I read 15 books in June, which is a solid month for me. So far, I’m up to 80 books this year – I set a relatively low goal for myself of 104 books, which is 2 books per week. I typically read much more than that, and I expect to hit my goal around the end of July/beginning of August. This lets me relax without racing to meet a goal at the end of the year, which is what happens when I set 200 as my bookish goal.

It was a mystery intensive month, with all but two of my reads falling into that category – although it was probably the two non-mystery books that made the biggest impact on me.

First, I reread Sharon Kay Penman’s doorstopping blockbuster of a Richard III history, The Sunne in Splendour. I’m a long-time Penman fan, and her recent death was terribly sad. I’ve been meaning to reread the Welsh Princes trilogy, and this may well be just the motivation that I need to do it. I so enjoyed this book, and, as well, it was a buddy read with some wonderful GR friends, so we’ve been having a terrific discussion about it over there in a private group.

The second book that I would mention that was a highlight of the month for me was Travels with Charley by Steinbeck. I had big plans for a Steinbeck project this year, and they have largely fizzled, unfortunately. However, I did manage to check this out of the library and blew through it in a couple of days. It was a really great read, Steinbeck’s observations are so insightful, and reading this book in particular was a time capsule of a long-gone America.

One of my favorite quotes is this:

American cities are like badger holes, ringed with trash—all of them—surrounded by piles of wrecked and rusting automobiles, and almost smothered with rubbish. Everything we use comes in boxes, cartons, bins, the so-called packaging we love so much. The mountains of things we throw away are much greater than the things we use. This is not said in criticism of one system or the other but I do wonder whether there will come a time when we can no longer afford our wastefulness—chemical wastes in the rivers, metal wastes everywhere, and atomic wastes buried deep in the earth or sunk in sea.

Steinbeck could see us, and our future, with such painful clarity.

Other bits and pieces: I’m making my way through Ed McBain’s incredibly long-running 87th precinct series, and this month I read books 9 (‘Til Death) and 10 (King’s Ransom).
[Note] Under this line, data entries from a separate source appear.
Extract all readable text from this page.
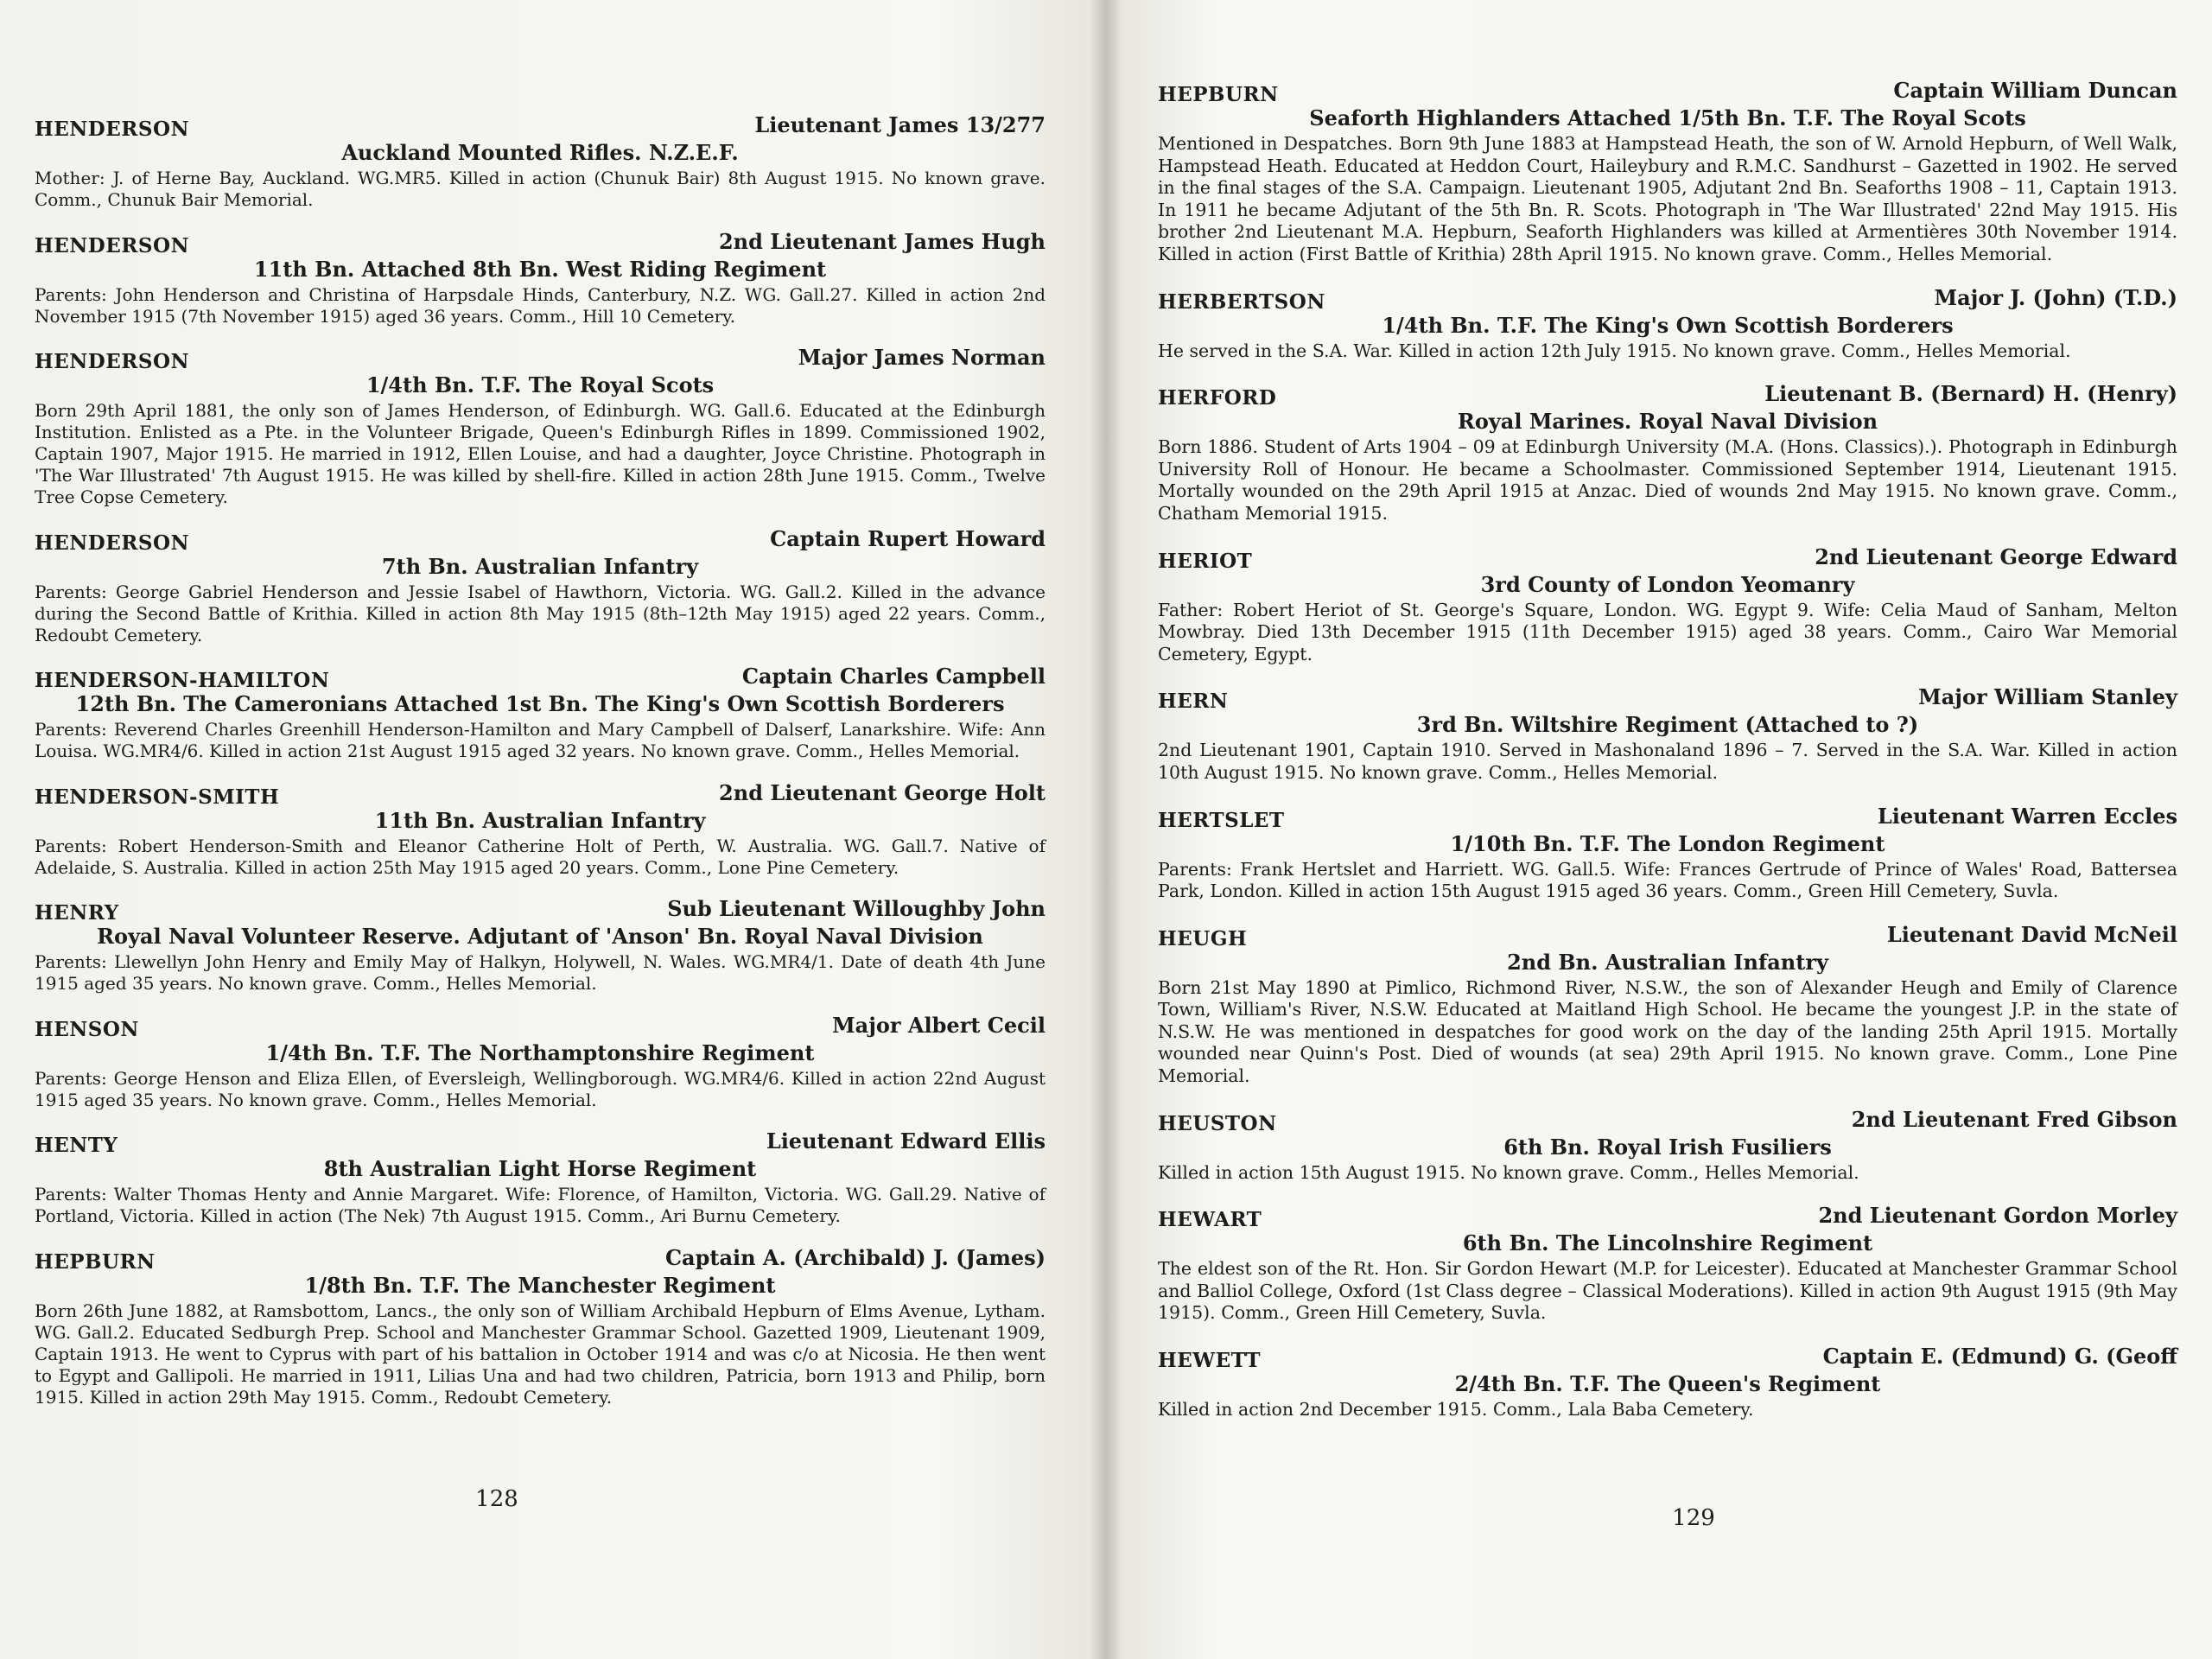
HENDERSON	Lieutenant James 13/277
Auckland Mounted Rifles. N.Z.E.F.

Mother: J. of Herne Bay, Auckland. WG.MR5. Killed in action (Chunuk Bair) 8th August 1915. No known grave. Comm., Chunuk Bair Memorial.

HENDERSON	2nd Lieutenant James Hugh
11th Bn. Attached 8th Bn. West Riding Regiment

Parents: John Henderson and Christina of Harpsdale Hinds, Canterbury, N.Z. WG. Gall.27. Killed in action 2nd November 1915 (7th November 1915) aged 36 years. Comm., Hill 10 Cemetery.

HENDERSON	Major James Norman
1/4th Bn. T.F. The Royal Scots

Born 29th April 1881, the only son of James Henderson, of Edinburgh. WG. Gall.6. Educated at the Edinburgh Institution. Enlisted as a Pte. in the Volunteer Brigade, Queen's Edinburgh Rifles in 1899. Commissioned 1902, Captain 1907, Major 1915. He married in 1912, Ellen Louise, and had a daughter, Joyce Christine. Photograph in 'The War Illustrated' 7th August 1915. He was killed by shell-fire. Killed in action 28th June 1915. Comm., Twelve Tree Copse Cemetery.

HENDERSON	Captain Rupert Howard
7th Bn. Australian Infantry

Parents: George Gabriel Henderson and Jessie Isabel of Hawthorn, Victoria. WG. Gall.2. Killed in the advance during the Second Battle of Krithia. Killed in action 8th May 1915 (8th–12th May 1915) aged 22 years. Comm., Redoubt Cemetery.

HENDERSON-HAMILTON	Captain Charles Campbell
12th Bn. The Cameronians Attached 1st Bn. The King's Own Scottish Borderers

Parents: Reverend Charles Greenhill Henderson-Hamilton and Mary Campbell of Dalserf, Lanarkshire. Wife: Ann Louisa. WG.MR4/6. Killed in action 21st August 1915 aged 32 years. No known grave. Comm., Helles Memorial.

HENDERSON-SMITH	2nd Lieutenant George Holt
11th Bn. Australian Infantry

Parents: Robert Henderson-Smith and Eleanor Catherine Holt of Perth, W. Australia. WG. Gall.7. Native of Adelaide, S. Australia. Killed in action 25th May 1915 aged 20 years. Comm., Lone Pine Cemetery.

HENRY	Sub Lieutenant Willoughby John
Royal Naval Volunteer Reserve. Adjutant of 'Anson' Bn. Royal Naval Division

Parents: Llewellyn John Henry and Emily May of Halkyn, Holywell, N. Wales. WG.MR4/1. Date of death 4th June 1915 aged 35 years. No known grave. Comm., Helles Memorial.

HENSON	Major Albert Cecil
1/4th Bn. T.F. The Northamptonshire Regiment

Parents: George Henson and Eliza Ellen, of Eversleigh, Wellingborough. WG.MR4/6. Killed in action 22nd August 1915 aged 35 years. No known grave. Comm., Helles Memorial.

HENTY	Lieutenant Edward Ellis
8th Australian Light Horse Regiment

Parents: Walter Thomas Henty and Annie Margaret. Wife: Florence, of Hamilton, Victoria. WG. Gall.29. Native of Portland, Victoria. Killed in action (The Nek) 7th August 1915. Comm., Ari Burnu Cemetery.

HEPBURN	Captain A. (Archibald) J. (James)
1/8th Bn. T.F. The Manchester Regiment

Born 26th June 1882, at Ramsbottom, Lancs., the only son of William Archibald Hepburn of Elms Avenue, Lytham. WG. Gall.2. Educated Sedburgh Prep. School and Manchester Grammar School. Gazetted 1909, Lieutenant 1909, Captain 1913. He went to Cyprus with part of his battalion in October 1914 and was c/o at Nicosia. He then went to Egypt and Gallipoli. He married in 1911, Lilias Una and had two children, Patricia, born 1913 and Philip, born 1915. Killed in action 29th May 1915. Comm., Redoubt Cemetery.

128
HEPBURN	Captain William Duncan
Seaforth Highlanders Attached 1/5th Bn. T.F. The Royal Scots

Mentioned in Despatches. Born 9th June 1883 at Hampstead Heath, the son of W. Arnold Hepburn, of Well Walk, Hampstead Heath. Educated at Heddon Court, Haileybury and R.M.C. Sandhurst – Gazetted in 1902. He served in the final stages of the S.A. Campaign. Lieutenant 1905, Adjutant 2nd Bn. Seaforths 1908 – 11, Captain 1913. In 1911 he became Adjutant of the 5th Bn. R. Scots. Photograph in 'The War Illustrated' 22nd May 1915. His brother 2nd Lieutenant M.A. Hepburn, Seaforth Highlanders was killed at Armentières 30th November 1914. Killed in action (First Battle of Krithia) 28th April 1915. No known grave. Comm., Helles Memorial.

HERBERTSON	Major J. (John) (T.D.)
1/4th Bn. T.F. The King's Own Scottish Borderers

He served in the S.A. War. Killed in action 12th July 1915. No known grave. Comm., Helles Memorial.

HERFORD	Lieutenant B. (Bernard) H. (Henry)
Royal Marines. Royal Naval Division

Born 1886. Student of Arts 1904 – 09 at Edinburgh University (M.A. (Hons. Classics).). Photograph in Edinburgh University Roll of Honour. He became a Schoolmaster. Commissioned September 1914, Lieutenant 1915. Mortally wounded on the 29th April 1915 at Anzac. Died of wounds 2nd May 1915. No known grave. Comm., Chatham Memorial 1915.

HERIOT	2nd Lieutenant George Edward
3rd County of London Yeomanry

Father: Robert Heriot of St. George's Square, London. WG. Egypt 9. Wife: Celia Maud of Sanham, Melton Mowbray. Died 13th December 1915 (11th December 1915) aged 38 years. Comm., Cairo War Memorial Cemetery, Egypt.

HERN	Major William Stanley
3rd Bn. Wiltshire Regiment (Attached to ?)

2nd Lieutenant 1901, Captain 1910. Served in Mashonaland 1896 – 7. Served in the S.A. War. Killed in action 10th August 1915. No known grave. Comm., Helles Memorial.

HERTSLET	Lieutenant Warren Eccles
1/10th Bn. T.F. The London Regiment

Parents: Frank Hertslet and Harriett. WG. Gall.5. Wife: Frances Gertrude of Prince of Wales' Road, Battersea Park, London. Killed in action 15th August 1915 aged 36 years. Comm., Green Hill Cemetery, Suvla.

HEUGH	Lieutenant David McNeil
2nd Bn. Australian Infantry

Born 21st May 1890 at Pimlico, Richmond River, N.S.W., the son of Alexander Heugh and Emily of Clarence Town, William's River, N.S.W. Educated at Maitland High School. He became the youngest J.P. in the state of N.S.W. He was mentioned in despatches for good work on the day of the landing 25th April 1915. Mortally wounded near Quinn's Post. Died of wounds (at sea) 29th April 1915. No known grave. Comm., Lone Pine Memorial.

HEUSTON	2nd Lieutenant Fred Gibson
6th Bn. Royal Irish Fusiliers

Killed in action 15th August 1915. No known grave. Comm., Helles Memorial.

HEWART	2nd Lieutenant Gordon Morley
6th Bn. The Lincolnshire Regiment

The eldest son of the Rt. Hon. Sir Gordon Hewart (M.P. for Leicester). Educated at Manchester Grammar School and Balliol College, Oxford (1st Class degree – Classical Moderations). Killed in action 9th August 1915 (9th May 1915). Comm., Green Hill Cemetery, Suvla.

HEWETT	Captain E. (Edmund) G. (Geoff
2/4th Bn. T.F. The Queen's Regiment

Killed in action 2nd December 1915. Comm., Lala Baba Cemetery.

129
They were both interesting installments. ‘Til Death was a little bit lighter, with Detective Steve Carella giving wedding night advice both to his younger sister (awkward) and the groom (more awkward?). King’s Ransom was an intriguing psychological novel that asks the question: would you bankrupt yourself to save someone else’s child? Both are short, punchy and quick, as seems to be true of the entire series.

I also read 3 old Nancy Drews. Occasionally I get into a mood where I want to revisit my childhood, and Nancy Drew is a way to do it. My library has most of them in ebook, so I check them out where the whim takes me and the nostalgia doesn’t cost me a dime.

Anyway, happy July!


    1. They are great, aren’t they? I didn’t notice as a kid, but the mysteries go into great detail about Nancy’s very 1940’s/1950’s meals. I keep finding myself highlighting what she is eating. I remembered the descriptions of her various sheath dresses and tailored suits, but not the food stuff. A microcosm of upper middle-class American life.

  1. I always end up with Judy Blume when I revisit my childhood, but I didn’t discover Nancy Drew until I was at university and would babysit someone who had the whole collection.